Руки у Тилли были худые, но очень сильные — не зря она столько времени пилила и колола дрова, а до этого работала в шахте, — так что, схватив мальчишек, она здорово встряхнула их, жестко глядя каждому в лицо.
Первым обрел дар речи тот, кто повыше.
— Это… это не я, миссис. Это н…не я разбил вам окно. Это Билли.
— Как тебя зовут?
— Т… Тейлор, миссис.
— Откуда ты? — Можно было и не спрашивать — Тилли заранее знала, что он пробормочет в ответ:
— Из…из д…деревни.
— А ты? — И она так потрясла второго мальчика за шиворот, что его голова замоталась из стороны в сторону. — Тебя как зовут?
— Пир…Пирсон, миссис. Томми Пирсон.
Пирсон. В деревне был только один Пирсон, по крайней мере, двенадцать лет назад там был только один Пирсон, и звали его Том. И он хорошо относился к ней.
— Твоего отца зовут Том?
— Да, миссис.
— Ладно. — Наклонившись, Тилли проговорила прямо в лицо мальчика: — Сейчас ты пойдешь домой и расскажешь отцу, чем ты здесь занимался. Ты слышишь, что я говорю?
— Д…да, миссис.
— Я узнаю, рассказал ты или нет. Понятно?
— Да, миссис.
— И скажи ему, чтобы выпорол тебя как следует.

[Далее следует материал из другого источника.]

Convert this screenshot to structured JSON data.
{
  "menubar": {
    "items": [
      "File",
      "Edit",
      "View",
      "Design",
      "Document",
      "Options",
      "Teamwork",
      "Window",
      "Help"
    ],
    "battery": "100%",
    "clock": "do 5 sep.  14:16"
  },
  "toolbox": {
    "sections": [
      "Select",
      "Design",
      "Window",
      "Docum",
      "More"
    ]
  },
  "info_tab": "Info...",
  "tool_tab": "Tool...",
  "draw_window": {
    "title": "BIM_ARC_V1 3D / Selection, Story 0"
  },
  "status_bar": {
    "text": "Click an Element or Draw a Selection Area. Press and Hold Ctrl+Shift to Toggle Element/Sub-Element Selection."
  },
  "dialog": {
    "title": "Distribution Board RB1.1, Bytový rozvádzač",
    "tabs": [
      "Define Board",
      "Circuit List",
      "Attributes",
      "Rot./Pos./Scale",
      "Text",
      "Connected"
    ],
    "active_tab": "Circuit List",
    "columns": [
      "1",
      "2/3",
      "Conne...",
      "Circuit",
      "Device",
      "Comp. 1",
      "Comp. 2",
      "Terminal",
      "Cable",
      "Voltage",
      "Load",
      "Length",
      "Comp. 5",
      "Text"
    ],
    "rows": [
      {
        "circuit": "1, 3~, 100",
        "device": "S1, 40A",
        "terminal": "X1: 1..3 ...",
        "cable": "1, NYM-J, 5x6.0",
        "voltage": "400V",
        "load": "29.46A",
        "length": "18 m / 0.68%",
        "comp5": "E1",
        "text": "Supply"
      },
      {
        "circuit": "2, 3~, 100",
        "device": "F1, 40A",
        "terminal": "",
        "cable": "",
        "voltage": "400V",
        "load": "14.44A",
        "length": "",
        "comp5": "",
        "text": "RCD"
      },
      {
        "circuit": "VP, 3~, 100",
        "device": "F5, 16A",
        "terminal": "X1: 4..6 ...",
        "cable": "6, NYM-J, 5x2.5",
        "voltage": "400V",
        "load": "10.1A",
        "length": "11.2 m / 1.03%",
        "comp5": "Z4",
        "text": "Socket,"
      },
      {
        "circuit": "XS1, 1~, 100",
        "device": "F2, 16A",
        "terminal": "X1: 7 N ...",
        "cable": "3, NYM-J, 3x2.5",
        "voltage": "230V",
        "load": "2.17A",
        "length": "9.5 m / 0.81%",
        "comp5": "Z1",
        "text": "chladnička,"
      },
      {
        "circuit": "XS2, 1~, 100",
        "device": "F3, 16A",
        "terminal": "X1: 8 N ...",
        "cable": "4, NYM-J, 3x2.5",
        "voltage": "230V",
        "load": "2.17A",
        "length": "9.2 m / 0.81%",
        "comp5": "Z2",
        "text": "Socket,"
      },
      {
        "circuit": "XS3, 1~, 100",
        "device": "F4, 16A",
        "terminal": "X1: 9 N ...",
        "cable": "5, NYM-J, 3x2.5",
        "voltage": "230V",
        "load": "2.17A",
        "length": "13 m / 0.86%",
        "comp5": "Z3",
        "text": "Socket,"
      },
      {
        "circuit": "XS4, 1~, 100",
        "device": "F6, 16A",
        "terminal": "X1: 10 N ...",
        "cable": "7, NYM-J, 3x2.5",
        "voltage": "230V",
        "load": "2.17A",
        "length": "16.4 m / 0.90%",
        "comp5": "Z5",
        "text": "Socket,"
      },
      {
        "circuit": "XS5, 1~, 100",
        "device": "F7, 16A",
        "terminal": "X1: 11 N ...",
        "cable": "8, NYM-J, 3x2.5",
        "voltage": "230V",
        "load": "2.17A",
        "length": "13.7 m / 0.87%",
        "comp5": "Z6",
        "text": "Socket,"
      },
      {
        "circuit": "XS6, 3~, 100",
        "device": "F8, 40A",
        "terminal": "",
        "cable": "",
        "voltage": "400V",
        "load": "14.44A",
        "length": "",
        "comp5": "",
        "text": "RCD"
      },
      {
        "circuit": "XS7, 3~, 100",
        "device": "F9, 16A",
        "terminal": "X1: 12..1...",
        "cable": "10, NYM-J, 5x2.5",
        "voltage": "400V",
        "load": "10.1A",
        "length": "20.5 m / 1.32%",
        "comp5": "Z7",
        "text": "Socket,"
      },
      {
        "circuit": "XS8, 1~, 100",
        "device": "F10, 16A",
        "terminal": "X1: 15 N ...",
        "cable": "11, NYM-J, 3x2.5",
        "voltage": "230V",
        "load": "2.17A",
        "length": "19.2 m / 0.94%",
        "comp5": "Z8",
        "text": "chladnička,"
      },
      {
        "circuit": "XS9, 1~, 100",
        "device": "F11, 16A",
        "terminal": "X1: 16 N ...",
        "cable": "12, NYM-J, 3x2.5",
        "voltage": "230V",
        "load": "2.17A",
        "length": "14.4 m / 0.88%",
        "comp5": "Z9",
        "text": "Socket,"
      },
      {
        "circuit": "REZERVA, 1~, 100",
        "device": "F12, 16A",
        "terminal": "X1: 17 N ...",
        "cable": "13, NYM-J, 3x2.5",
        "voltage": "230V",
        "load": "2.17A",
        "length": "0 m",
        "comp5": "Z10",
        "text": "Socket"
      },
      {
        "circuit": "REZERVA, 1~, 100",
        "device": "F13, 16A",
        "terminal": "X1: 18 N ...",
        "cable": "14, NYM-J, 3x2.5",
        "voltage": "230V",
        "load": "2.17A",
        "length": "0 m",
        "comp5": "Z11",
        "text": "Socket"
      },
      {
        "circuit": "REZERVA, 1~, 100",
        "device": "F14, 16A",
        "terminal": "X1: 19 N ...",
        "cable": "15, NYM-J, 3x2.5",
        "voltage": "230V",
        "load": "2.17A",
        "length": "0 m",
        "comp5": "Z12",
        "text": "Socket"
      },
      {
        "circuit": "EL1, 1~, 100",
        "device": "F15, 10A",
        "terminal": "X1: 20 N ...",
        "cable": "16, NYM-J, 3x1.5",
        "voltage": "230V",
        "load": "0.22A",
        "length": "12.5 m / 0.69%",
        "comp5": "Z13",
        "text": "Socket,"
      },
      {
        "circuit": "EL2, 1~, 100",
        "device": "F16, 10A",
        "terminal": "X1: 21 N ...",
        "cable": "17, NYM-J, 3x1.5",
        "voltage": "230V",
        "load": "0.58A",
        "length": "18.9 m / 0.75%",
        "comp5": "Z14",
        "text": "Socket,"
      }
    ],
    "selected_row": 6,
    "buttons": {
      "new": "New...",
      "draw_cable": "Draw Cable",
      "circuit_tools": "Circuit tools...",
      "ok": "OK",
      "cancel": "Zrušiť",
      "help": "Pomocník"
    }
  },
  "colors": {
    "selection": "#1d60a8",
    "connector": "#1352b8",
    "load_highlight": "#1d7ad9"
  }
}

На сей раз «да, миссис» прозвучало не сразу. Мальчишка всхлипнул, засопел и только потом еле слышно пробурчал:
— Ага… То есть да, миссис.
— Теперь ты. — Тилли встряхнула второго пацана. — Говори, кто послал тебя? Кто велел тебе прийти сюда?
— Билли Макграт. Вот он. — Сорванец мотнул головой и рукой в сторону дороги, где, неподалеку стоял старший мальчишка.
Тилли впилась в него взглядом. Макграт… Снова один из Макгратов, сын кого-то из братьев, оставшихся в живых. Он не мог быть сыном Стива, потому то, во-первых, Стив давно уже уехал из этих краев, а во-вторых, Стив тоже был ей другом. Правда, он, Стив, хотел быть ей больше, чем просто другом — так же, как и Хэл. Вот из-за этого Стив и убил Хэла. Хотя не только: в детстве ему пришлось всякого натерпеться от старшего брата. Значит сейчас перед ней стоял еще один Макграт — уже из другого поколения. Неужели все начнется снова? О нет, только не это!
Как бы в ответ на ее безмолвный вопрос, юный Макграт завопил, приплясывая на дороге:
— Ведьма! Ведьма! Ты старая ведьма и убийца. Ты убила моего дядю Хэла, убила, убила! Но моя бабушка доберется до тебя. Она говорит, что разделается с тобой, и она разделается! Ведьма! Ведьма!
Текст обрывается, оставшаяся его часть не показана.